McDonough took over as chief executive from the far-more-public Sir Neville Simms. He knew comparisons with his predecessor would follow. "I have a great working relationship with Neville – but don't get me wrong, he doesn't interfere." On the contrary, he says Simms, now chairman, has been a great source of guidance.
Since his arrival, McDonough has set about implementing a huge modernisation programme. He has begun trimming the executive board, scaling back Carillion's contracting arm and refocusing the company on the services sector. The aim is to create the ideal outfit to undertake long-term PFI contracts. "Under Neville, Carillion was like a huge big tanker – it was heading in the right direction, but it was slow," he says. "What I've tried to do is turn the operation into a streamlined speedboat."
Executives at Carillion say McDonough is a tough man who does not suffer fools gladly. One senior manager says: "He's straight-talking – and inclined to swear in order to drive home a point." And it is while discussing the services sector and the PFI that the first glimpse of the more abrasive side of McDonough's personality emerges from the corporate front.
He is particularly angry at the monstering the PFI has received from the press. "Just because companies in the services sector working on PFI contracts are not doing too well, the PFI process should not get the blame – that's just bollocks," he says.
Not that it is the press alone who are to blame for the PFI's somewhat muddy reputation; the City, too, is guilty of a lack of discrimination. "The market gets jittery and it affects everyone," he says. "If there's a story in the press about how badly a particular company is doing, and they do PFI work, it becomes a PFI story. That's what's wrong – it should be about how that company is handling the PFI process."
He asserts that Carillion has had nothing but positive dealings with the PFI: in 16 projects across the health, transport and defence sectors, not one has been delayed by so much as a day.
Under Neville, Carillion was like a huge big tanker.
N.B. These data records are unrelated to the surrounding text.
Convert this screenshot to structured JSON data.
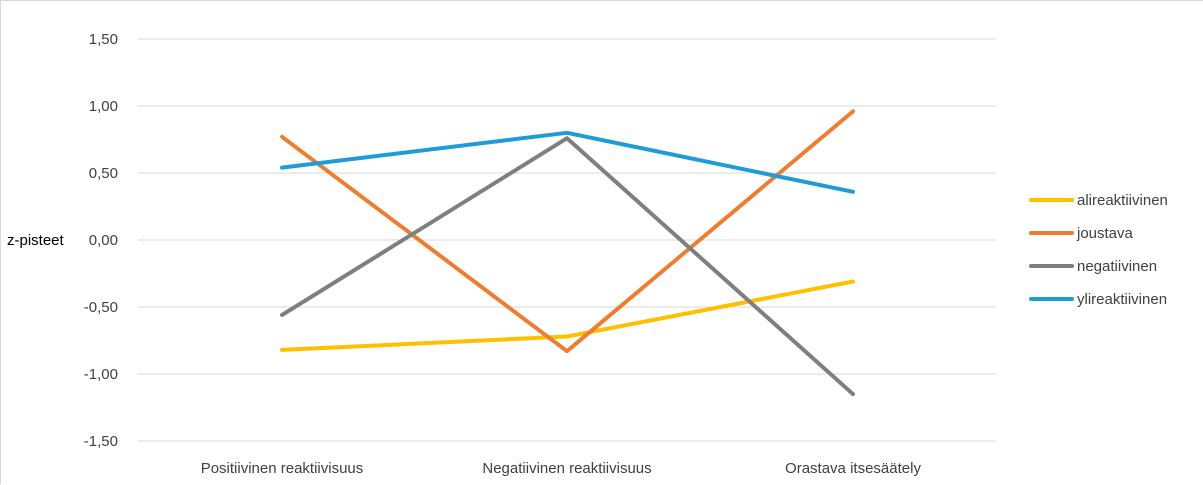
{
  "chart_data": {
    "type": "line",
    "title": "",
    "ylabel": "z-pisteet",
    "xlabel": "",
    "categories": [
      "Positiivinen reaktiivisuus",
      "Negatiivinen reaktiivisuus",
      "Orastava itsesäätely"
    ],
    "yticks": [
      "1,50",
      "1,00",
      "0,50",
      "0,00",
      "-0,50",
      "-1,00",
      "-1,50"
    ],
    "ytick_values": [
      1.5,
      1.0,
      0.5,
      0.0,
      -0.5,
      -1.0,
      -1.5
    ],
    "ylim": [
      -1.5,
      1.5
    ],
    "grid": true,
    "legend_position": "right",
    "series": [
      {
        "name": "alireaktiivinen",
        "color": "#FFC000",
        "values": [
          -0.82,
          -0.72,
          -0.31
        ]
      },
      {
        "name": "joustava",
        "color": "#ED7D31",
        "values": [
          0.77,
          -0.83,
          0.96
        ]
      },
      {
        "name": "negatiivinen",
        "color": "#7F7F7F",
        "values": [
          -0.56,
          0.76,
          -1.15
        ]
      },
      {
        "name": "ylireaktiivinen",
        "color": "#1F9BD7",
        "values": [
          0.54,
          0.8,
          0.36
        ]
      }
    ]
  }
}
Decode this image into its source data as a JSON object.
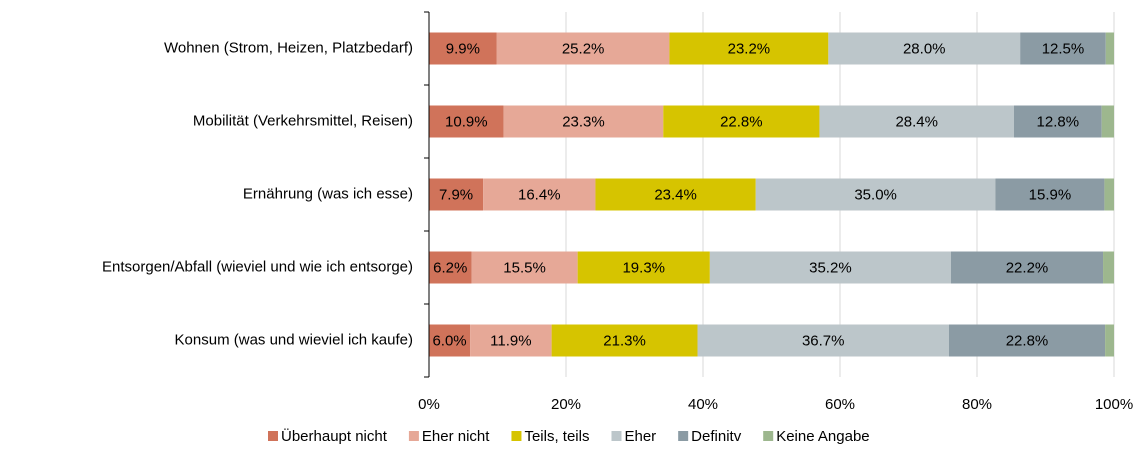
{
  "chart_data": {
    "type": "stacked-bar-horizontal",
    "categories": [
      "Wohnen (Strom, Heizen, Platzbedarf)",
      "Mobilität (Verkehrsmittel, Reisen)",
      "Ernährung (was ich esse)",
      "Entsorgen/Abfall (wieviel und wie ich entsorge)",
      "Konsum (was und wieviel ich kaufe)"
    ],
    "series": [
      {
        "name": "Überhaupt nicht",
        "color": "#d0735a",
        "values": [
          9.9,
          10.9,
          7.9,
          6.2,
          6.0
        ],
        "value_labels": [
          "9.9%",
          "10.9%",
          "7.9%",
          "6.2%",
          "6.0%"
        ]
      },
      {
        "name": "Eher nicht",
        "color": "#e6a897",
        "values": [
          25.2,
          23.3,
          16.4,
          15.5,
          11.9
        ],
        "value_labels": [
          "25.2%",
          "23.3%",
          "16.4%",
          "15.5%",
          "11.9%"
        ]
      },
      {
        "name": "Teils, teils",
        "color": "#d6c400",
        "values": [
          23.2,
          22.8,
          23.4,
          19.3,
          21.3
        ],
        "value_labels": [
          "23.2%",
          "22.8%",
          "23.4%",
          "19.3%",
          "21.3%"
        ]
      },
      {
        "name": "Eher",
        "color": "#bcc6ca",
        "values": [
          28.0,
          28.4,
          35.0,
          35.2,
          36.7
        ],
        "value_labels": [
          "28.0%",
          "28.4%",
          "35.0%",
          "35.2%",
          "36.7%"
        ]
      },
      {
        "name": "Definitv",
        "color": "#8b9ba4",
        "values": [
          12.5,
          12.8,
          15.9,
          22.2,
          22.8
        ],
        "value_labels": [
          "12.5%",
          "12.8%",
          "15.9%",
          "22.2%",
          "22.8%"
        ]
      },
      {
        "name": "Keine Angabe",
        "color": "#9db78e",
        "values": [
          1.2,
          1.8,
          1.4,
          1.6,
          1.3
        ]
      }
    ],
    "xlim": [
      0,
      100
    ],
    "xticks": [
      {
        "value": 0,
        "label": "0%"
      },
      {
        "value": 20,
        "label": "20%"
      },
      {
        "value": 40,
        "label": "40%"
      },
      {
        "value": 60,
        "label": "60%"
      },
      {
        "value": 80,
        "label": "80%"
      },
      {
        "value": 100,
        "label": "100%"
      }
    ],
    "grid": true,
    "legend": "bottom"
  }
}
What I’ve tried to do is turn the operation into a streamlined speedboat
But it is not just the PFI that McDonough feels strongly about. He is also keen to put Carillion in the running for any contracts that may be available to rebuild Iraq. He says that he would take a "close look at any opportunities that may arise" in the region.
But McDonough tempers this with a concern for his workforce. "Wherever we work in the world we carry out a 'country sign-off' that is led by me, and basically involves a risk evaluation of working in that country," he says. "If we do pitch for the rebuilding contracts then Iraq would have to undergo one of these reviews." He adds that the safety of the workforce would be the firm's first concern.
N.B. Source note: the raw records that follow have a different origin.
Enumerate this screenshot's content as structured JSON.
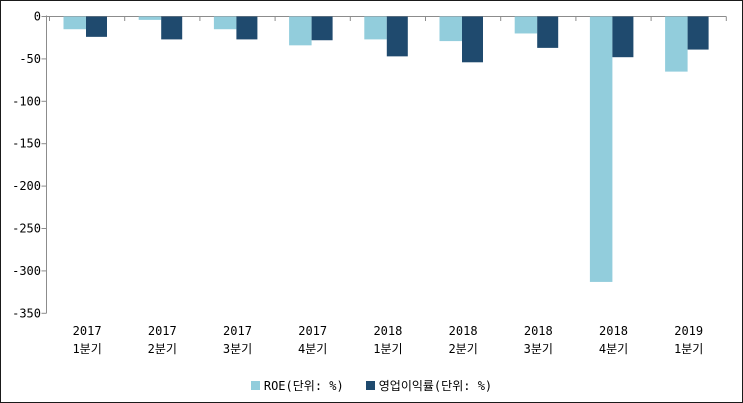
{
  "chart_data": {
    "type": "bar",
    "title": "",
    "categories": [
      {
        "line1": "2017",
        "line2": "1분기"
      },
      {
        "line1": "2017",
        "line2": "2분기"
      },
      {
        "line1": "2017",
        "line2": "3분기"
      },
      {
        "line1": "2017",
        "line2": "4분기"
      },
      {
        "line1": "2018",
        "line2": "1분기"
      },
      {
        "line1": "2018",
        "line2": "2분기"
      },
      {
        "line1": "2018",
        "line2": "3분기"
      },
      {
        "line1": "2018",
        "line2": "4분기"
      },
      {
        "line1": "2019",
        "line2": "1분기"
      }
    ],
    "series": [
      {
        "name": "ROE(단위: %)",
        "color": "#92CDDC",
        "values": [
          -15,
          -4,
          -15,
          -34,
          -27,
          -29,
          -20,
          -313,
          -65
        ]
      },
      {
        "name": "영업이익률(단위: %)",
        "color": "#1F4A6E",
        "values": [
          -24,
          -27,
          -27,
          -28,
          -47,
          -54,
          -37,
          -48,
          -39
        ]
      }
    ],
    "y_axis": {
      "ticks": [
        0,
        -50,
        -100,
        -150,
        -200,
        -250,
        -300,
        -350
      ],
      "min": -350,
      "max": 0,
      "grid": false
    },
    "legend_position": "bottom"
  },
  "colors": {
    "axis": "#8C8C8C",
    "text": "#000000",
    "background": "#FFFFFF",
    "border": "#1A1A1A",
    "series_light": "#92CDDC",
    "series_dark": "#1F4A6E"
  }
}
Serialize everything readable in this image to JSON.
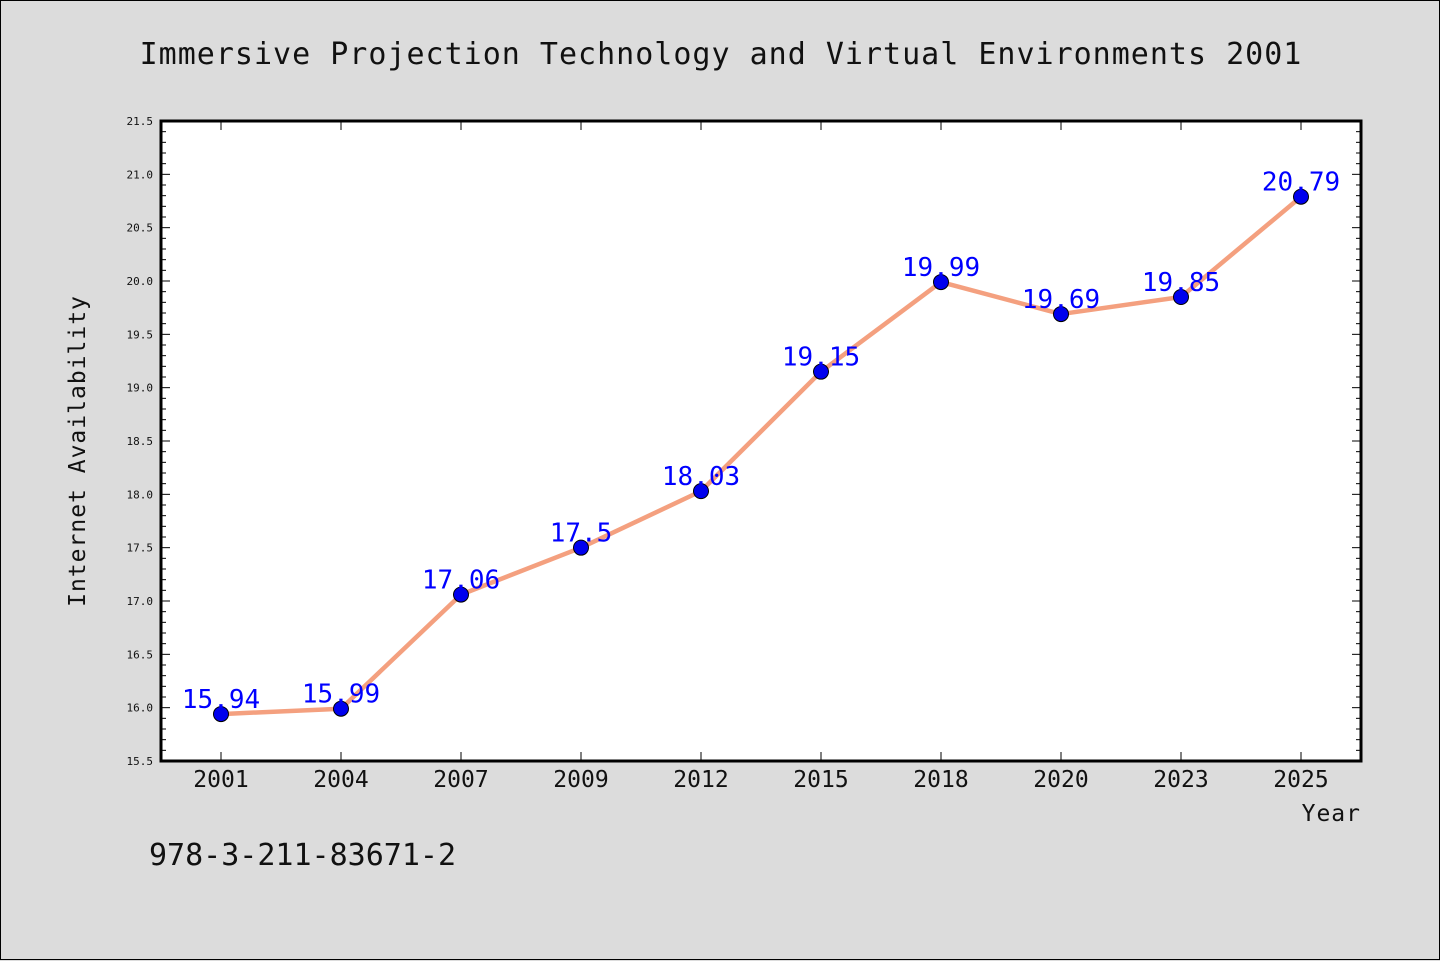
{
  "chart_data": {
    "type": "line",
    "title": "Immersive Projection Technology and Virtual Environments 2001",
    "xlabel": "Year",
    "ylabel": "Internet Availability",
    "ylim": [
      15.5,
      21.5
    ],
    "ytick_step": 0.5,
    "yticks": [
      "15.5",
      "16.0",
      "16.5",
      "17.0",
      "17.5",
      "18.0",
      "18.5",
      "19.0",
      "19.5",
      "20.0",
      "20.5",
      "21.0",
      "21.5"
    ],
    "categories": [
      "2001",
      "2004",
      "2007",
      "2009",
      "2012",
      "2015",
      "2018",
      "2020",
      "2023",
      "2025"
    ],
    "values": [
      15.94,
      15.99,
      17.06,
      17.5,
      18.03,
      19.15,
      19.99,
      19.69,
      19.85,
      20.79
    ],
    "data_labels": [
      "15.94",
      "15.99",
      "17.06",
      "17.5",
      "18.03",
      "19.15",
      "19.99",
      "19.69",
      "19.85",
      "20.79"
    ],
    "line_color": "#f4a07f",
    "marker_color": "#0000ee",
    "label_color": "#0000ff",
    "grid": false
  },
  "footnote": "978-3-211-83671-2"
}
An intensely private man, McDonough backs away from questions about his career history and personal life. But he does reveal that he studied mechanical engineering at Imperial College London, spent most of his working life at the giant US services firm Johnson Controls, reaching the rank of vice president, and that he has lived in Germany for five years and Singapore for three. That is as revelatory as he gets.
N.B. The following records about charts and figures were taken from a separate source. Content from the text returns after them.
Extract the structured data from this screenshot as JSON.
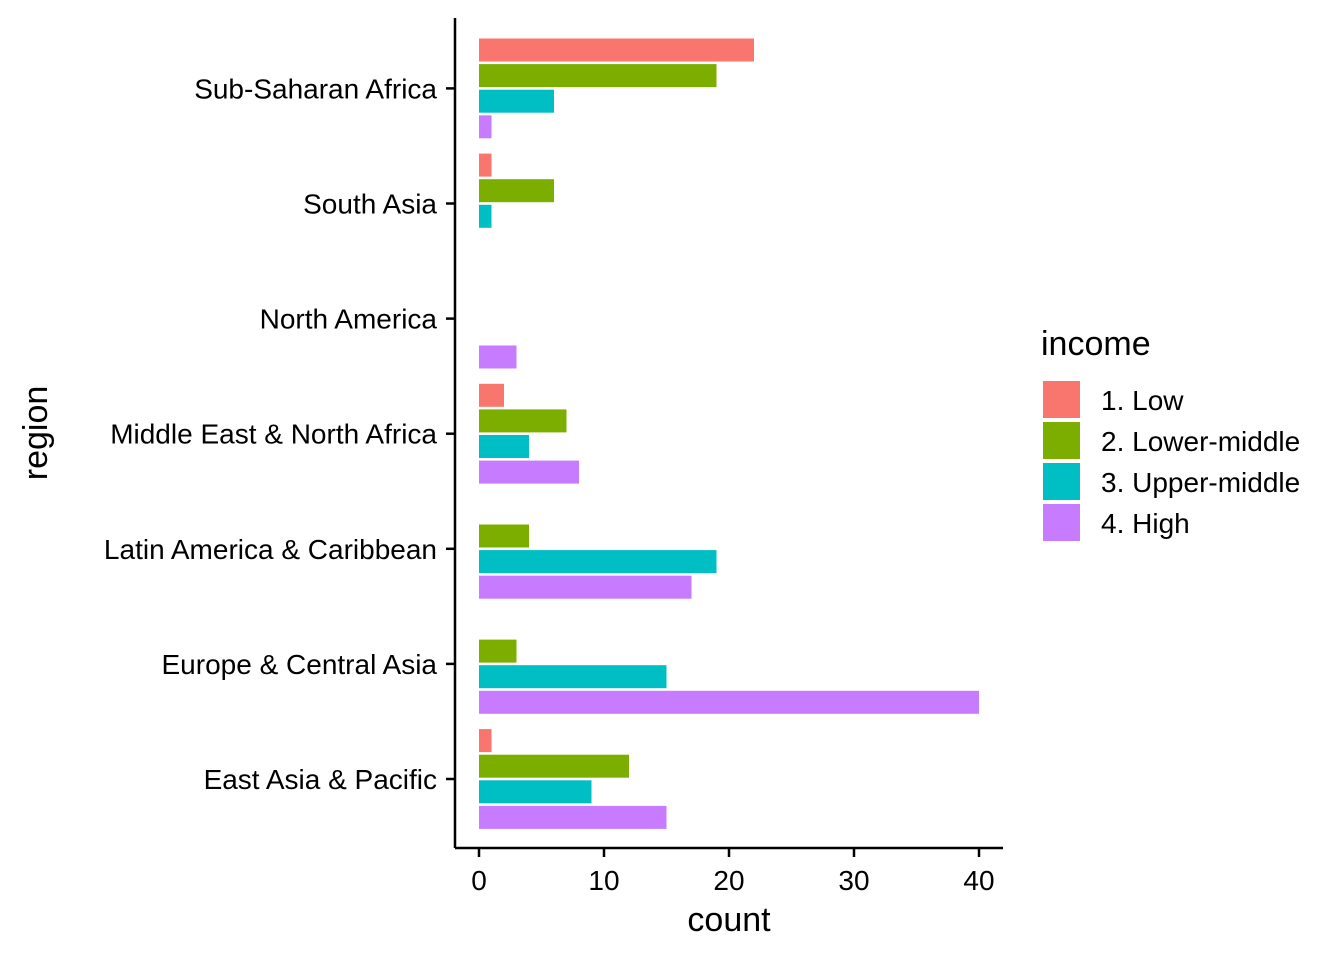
{
  "chart_data": {
    "type": "bar",
    "orientation": "horizontal",
    "xlabel": "count",
    "ylabel": "region",
    "xlim": [
      0,
      42
    ],
    "xticks": [
      0,
      10,
      20,
      30,
      40
    ],
    "xtick_labels": [
      "0",
      "10",
      "20",
      "30",
      "40"
    ],
    "grid": false,
    "legend": {
      "title": "income",
      "placement": "right"
    },
    "categories": [
      "East Asia & Pacific",
      "Europe & Central Asia",
      "Latin America & Caribbean",
      "Middle East & North Africa",
      "North America",
      "South Asia",
      "Sub-Saharan Africa"
    ],
    "series": [
      {
        "name": "1. Low",
        "color": "#F8766D",
        "values": [
          1,
          0,
          0,
          2,
          0,
          1,
          22
        ]
      },
      {
        "name": "2. Lower-middle",
        "color": "#7CAE00",
        "values": [
          12,
          3,
          4,
          7,
          0,
          6,
          19
        ]
      },
      {
        "name": "3. Upper-middle",
        "color": "#00BFC4",
        "values": [
          9,
          15,
          19,
          4,
          0,
          1,
          6
        ]
      },
      {
        "name": "4. High",
        "color": "#C77CFF",
        "values": [
          15,
          40,
          17,
          8,
          3,
          0,
          1
        ]
      }
    ]
  }
}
Fifty-one-year-old McDonough admits that he has had limited experience of the building sector, but he says has tried to turn that to his advantage. His manufacturing and services background, he says, have taught him the importance of continuous improvement, brand identity and customer service. "One of the key cultural changes I wanted was to have the Carillion company operating from a single point of contact that customers can learn to know and trust."
McDonough is looking to implant his continuous improvement philosophy into Carillion. He is seeking also to add one or two bolt-on companies in the services sector to complement the acquisition of the facilities management arm of Citex late last year. And he is keen to solve staffing problems: "The labour shortages are very severe in this sector and I'm very aware of it," he says.
Carillion is recruiting English-speaking engineers from abroad to fill the skills void and to cope with huge infrastructure maintenance contracts, such as the West Coast Main Line. McDonough says the firm recruited 50 South African rail engineers recently. But he says that that was only a tactic; his strategy is to develop the skills of existing personnel.